La Formule 1 a passé l’ère du streaming à fouiller son propre passé pour en tirer des contenus de prestige, des séries d’ambiance tournées dans les paddocks jusqu’au blockbuster estival qui faisait courir un pilote fictif aux côtés du vrai championnat. Ce que le genre n’avait pas encore tenté, c’était de remonter jusqu’à son chapitre le plus casse-cou et de le confier à une entreprise réputée pour ses logiciels plutôt que pour ses archives. C’est le pari du dernier né du boom des documentaires sportifs : le film définitif sur James Hunt est en train d’être construit par un studio spécialisé dans l’intelligence artificielle.

Hunt: We Need to Talk About James est entré en production, rapporte Deadline, avec une liste croissante de figures du sport automobile désormais associées à un projet dévoilé il y a deux ans. Deep Fusion Films réalise ce long-métrage de 90 minutes en partenariat exclusif avec le James Hunt Estate, et le fils du pilote, Freddie Hunt, figure parmi ses producteurs exécutifs — un feu vert familial qui pèse plus lourd que d’habitude étant donné la manière dont le film entend être fabriqué.

Deep Fusion n’est pas une maison de documentaire classique. La société londonienne s’est fait un nom grâce aux effets visuels et à la reconstruction par IA — l’approche mêlant archives et effets apportée par son cofondateur Benjamin Field à son documentaire sur Gerry Anderson — et elle a depuis nommé Christian Darkin au poste de Head of Creative AI pour diriger ce travail. Entraînés sur un sujet mort il y a plus de trente ans, ces outils promettent ce que le format offre rarement : non seulement des images inédites, mais la possibilité de synthétiser ce que les caméras n’ont jamais capté.
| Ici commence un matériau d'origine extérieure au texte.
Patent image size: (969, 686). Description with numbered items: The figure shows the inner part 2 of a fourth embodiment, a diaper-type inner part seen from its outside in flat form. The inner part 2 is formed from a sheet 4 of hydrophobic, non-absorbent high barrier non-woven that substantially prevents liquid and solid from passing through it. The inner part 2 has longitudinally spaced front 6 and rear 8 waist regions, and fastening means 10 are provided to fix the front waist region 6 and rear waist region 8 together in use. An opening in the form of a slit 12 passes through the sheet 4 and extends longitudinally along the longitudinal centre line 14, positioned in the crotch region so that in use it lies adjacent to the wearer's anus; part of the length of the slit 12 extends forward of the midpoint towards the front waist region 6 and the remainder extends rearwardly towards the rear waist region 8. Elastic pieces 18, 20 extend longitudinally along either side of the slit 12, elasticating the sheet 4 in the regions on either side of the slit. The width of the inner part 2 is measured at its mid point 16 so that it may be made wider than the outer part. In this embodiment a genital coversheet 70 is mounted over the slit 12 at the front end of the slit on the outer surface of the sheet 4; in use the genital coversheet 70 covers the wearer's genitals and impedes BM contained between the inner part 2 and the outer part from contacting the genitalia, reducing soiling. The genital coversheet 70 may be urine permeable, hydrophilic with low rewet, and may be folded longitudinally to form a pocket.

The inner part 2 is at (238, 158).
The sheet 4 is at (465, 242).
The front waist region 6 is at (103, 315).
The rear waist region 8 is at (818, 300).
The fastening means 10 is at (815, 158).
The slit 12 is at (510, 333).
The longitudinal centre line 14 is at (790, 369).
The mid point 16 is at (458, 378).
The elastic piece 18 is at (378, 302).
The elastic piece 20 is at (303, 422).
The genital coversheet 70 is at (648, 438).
La bénédiction du Estate est le laissez-passer qui permet à une telle reconstruction de se lire comme un hommage plutôt que comme une intrusion.

La vie mérite cette ambition. Hunt a décroché le titre mondial 1976 d’un seul point dans un duel saisonnier avec Niki Lauda, avant de vivre comme le playboy en or du sport automobile puis de prendre sa retraite dans le box des commentateurs de la BBC. Ron Howard avait porté la rivalité Lauda à l’écran pour le grand public avec Rush il y a plus de dix ans ; ce film promet la version intérieure, puisant dans des entretiens inédits avec Lauda et Mika Häkkinen, aux côtés d’amis et de la famille.

Tourné principalement au Royaume-Uni, la production liste Benjamin Field, Jamie Anderson et Freddie Hunt comme producteurs exécutifs, avec Richard Wiseman attaché au poste de producteur d’archives pour organiser les images autour desquelles le travail d’IA s’articulera.

Hunt est mort d’une crise cardiaque en 1993, à 45 ans. Trois décennies plus tard, une entreprise qui conçoit des visages de synthèse a reçu la mission de lui offrir un tour de piste de plus — et le Estate parie que la technologie qui inquiète le reste d’Hollywood peut, dans le bon garage, ressembler moins à un deepfake qu’à un retour à la maison.